Desfigurado por desfalques, Vitória perde para o Santos na Vila Belmiro e segue sem vencer fora de casa

Em partida marcada por erros técnicos, erro do VAR em pênalti e expulsão do camisa 9 santista por gesto obsceno, o Rubro-Negro baiano esbarra no travessão e amarga o revés por 3 a 1
Por:
30/05/2026 | Atualizado agora mesmo
Gabriel Baralhas em Santos x Vitória
Foto: Victor Ferreira/EC Vitória

O Esporte Clube Vitória entrou no gramado da Vila Belmiro, na noite deste sábado (30), severamente modificado devido a uma extensa lista de baixas. O técnico não pôde contar com Cacá (suspenso), Lucas Arcanjo (gripado), Aitor Cantalapiedra (assuntos particulares), Mateus Silva e Rúben Ismael (transição), além de Nathan Mendes, Anderson Pato, Riccieli, Camutanga, Edu e Dudu, todos sob os cuidados do departamento médico. Apesar de embalado pela classificação para a final da Copa do Nordeste e por um triunfo recente sobre o Internacional, o time baiano buscava quebrar o tabu de ainda não ter vencido como visitante neste Brasileirão.

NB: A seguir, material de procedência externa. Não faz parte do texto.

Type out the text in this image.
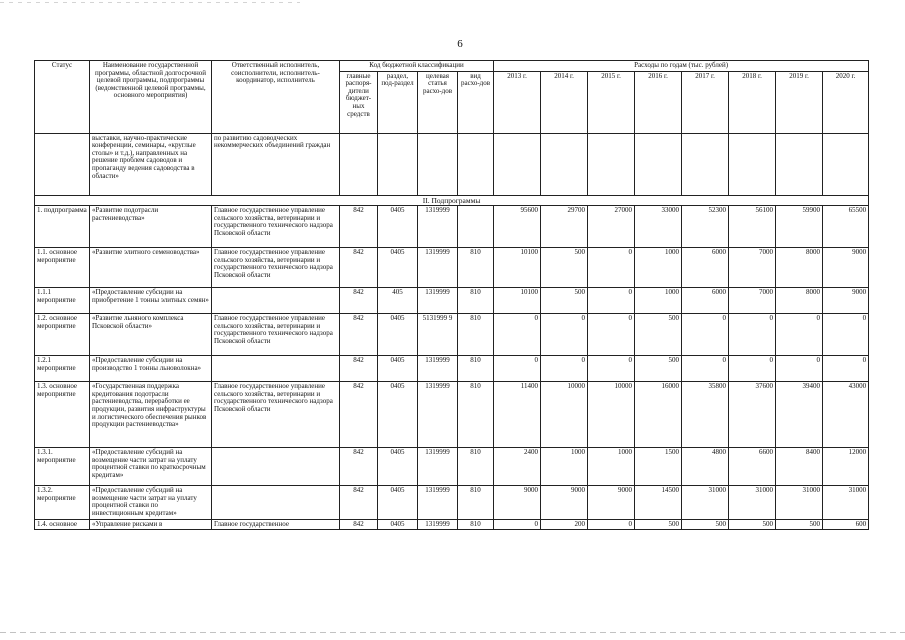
6
Статус	Наименование государственной программы, областной долгосрочной целевой программы, подпрограммы (ведомственной целевой программы, основного мероприятия)	Ответственный исполнитель, соисполнители, исполнитель-координатор, исполнитель	Код бюджетной классификации				Расходы по годам (тыс. рублей)							
			главные распоря-дители бюджет-ных средств	раздел, под-раздел	целевая статья расхо-дов	вид расхо-дов	2013 г.	2014 г.	2015 г.	2016 г.	2017 г.	2018 г.	2019 г.	2020 г.
	выставки, научно-практические конференции, семинары, «круглые столы» и т.д.), направленных на решение проблем садоводов и пропаганду ведения садоводства в области»	по развитию садоводческих некоммерческих объединений граждан												
II. Подпрограммы														
1. подпрограмма	«Развитие подотрасли растениеводства»	Главное государственное управление сельского хозяйства, ветеринарии и государственного технического надзора Псковской области	842	0405	1319999		95600	29700	27000	33000	52300	56100	59900	65500
1.1. основное мероприятие	«Развитие элитного семеноводства»	Главное государственное управление сельского хозяйства, ветеринарии и государственного технического надзора Псковской области	842	0405	1319999	810	10100	500	0	1000	6000	7000	8000	9000
1.1.1 мероприятие	«Предоставление субсидии на приобретение 1 тонны элитных семян»		842	405	1319999	810	10100	500	0	1000	6000	7000	8000	9000
1.2. основное мероприятие	«Развитие льняного комплекса Псковской области»	Главное государственное управление сельского хозяйства, ветеринарии и государственного технического надзора Псковской области	842	0405	5131999 9	810	0	0	0	500	0	0	0	0
1.2.1 мероприятие	«Предоставление субсидии на производство 1 тонны льноволокна»		842	0405	1319999	810	0	0	0	500	0	0	0	0
1.3. основное мероприятие	«Государственная поддержка кредитования подотрасли растениеводства, переработки ее продукции, развития инфраструктуры и логистического обеспечения рынков продукции растениеводства»	Главное государственное управление сельского хозяйства, ветеринарии и государственного технического надзора Псковской области	842	0405	1319999	810	11400	10000	10000	16000	35800	37600	39400	43000
1.3.1. мероприятие	«Предоставление субсидий на возмещение части затрат на уплату процентной ставки по краткосрочным кредитам»		842	0405	1319999	810	2400	1000	1000	1500	4800	6600	8400	12000
1.3.2. мероприятие	«Предоставление субсидий на возмещение части затрат на уплату процентной ставки по инвестиционным кредитам»		842	0405	1319999	810	9000	9000	9000	14500	31000	31000	31000	31000
1.4. основное	«Управление рисками в	Главное государственное	842	0405	1319999	810	0	200	0	500	500	500	500	600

A etapa inicial foi marcada por um show de erros técnicos e passes equivocados de ambos os lados. O Santos conseguiu abrir o placar aos 18 minutos, quando Miguelito recebeu com liberdade pelo meio, girou e finalizou de fora da área; a bola desviou na zaga tricolor e acabou enganando o goleiro Gabriel.

Notícias Relacionadas

O Vitória tentou responder com investidas de Renê e Zé Vitor, mas pecou severamente na pontaria. Para complicar o cenário baiano, aos 20 minutos, Caíque Gonçalves recebeu cartão amarelo, e por estar pendurado, virou desfalque para a próxima rodada. Logo em seguida, aos 26, o meia e capitão Gabriel Baralhas sentiu um desconforto e precisou ser substituído, passando a braçadeira para Erick.

O lance mais polêmico ocorreu aos 48 minutos: o árbitro aplicou cartão amarelo para Renê por simulação na área, ignorando as imagens do circuito de transmissão que mostraram de forma clara que Igor Vinícius havia pisado no atleta do Vitória dentro da área.

>>> Siga nosso perfil no Instagram. Clique aqui!

Segundo Tempo: Apagão e Vermelho para Gabigol

No retorno do intervalo, o Vitória desperdiçou duas oportunidades claras de gol com Matheuzinho, parando nas defesas do goleiro Gabriel Brazão. O castigo veio de forma rápida e implacável. Aos 8 minutos do segundo tempo, após rebote de uma falta, Gabigol inverteu a jogada, Claudinho tentou afastar de cabeça e a bola sobrou para Álvaro Barreal na linha lateral da área; o jogador dominou e soltou uma bomba para marcar um golaço e fazer 2 a 0.

Apenas dois minutos depois, aos 10, o Vitória errou na saída de bola e entregou o lance nos pés de Gabriel Bontempo. O meia acionou Miguelito, que avançou até a linha de fundo e cruzou com precisão para Gabigol escorar de cabeça na segunda trave, ampliando para 3 a 0.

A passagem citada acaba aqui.